Kokomo Tribune; Kokomo, Indiana

May 2, 2014

[friday]: Just a weedle problem


Kokomo Tribune

---- — What exactly makes a weed a weed?

I’m serious. I’m no gardener. About all I know is that dandelions are weeds (despite their flowers) and hostas are not (despite having no flowers). So, kudos to the volunteers during Green and Clean Day in downtown Logansport. The ones who help with gardening are smarter than I am.

There’s one thing I do know, though: The earlier you pull weeds, the better. I figured that out last summer when I found myself chopping my way through a jungle to get to the garden hose spigot.

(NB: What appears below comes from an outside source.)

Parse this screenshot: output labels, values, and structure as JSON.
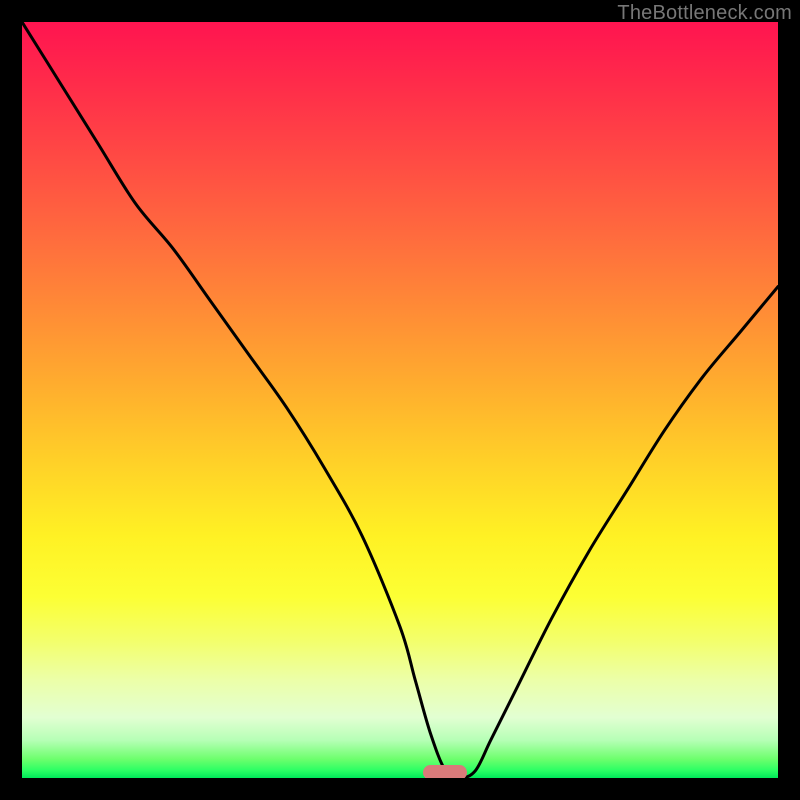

Have you ever tried to pull a jungle’s roots from the ground? It’s no walk in the park, let me tell you.

So when I looked at my front lawn last week and saw the grass getting greener, I first wondered if I’d been transported to the other side of the fence. Then I came to my senses and realized that it’s time to start yanking poor growing things from their home in the soil.

Problem is, of course, I don’t know exactly what to yank at.

The process goes like this. Is it in the middle of the lawn? Yes? Then who cares? The mower will kill it.

Is it a dandelion? Yes? Yank it and start drawing pictures on your arm with the pollen. Or make some salad.

Is it under a bush in the mulched part? Yes? Yank it. It’s going to die from lack of sunlight anyway, and I’m bound and determined not to turn my landscaping into a plant cemetery.

That takes care of most of the weeds, or what I assume are weeds. (I can never be sure, even about the dandelions.)

The rest are kind of questionable. I have a few things with petals sprouting up that I’m pretty sure are not weeds.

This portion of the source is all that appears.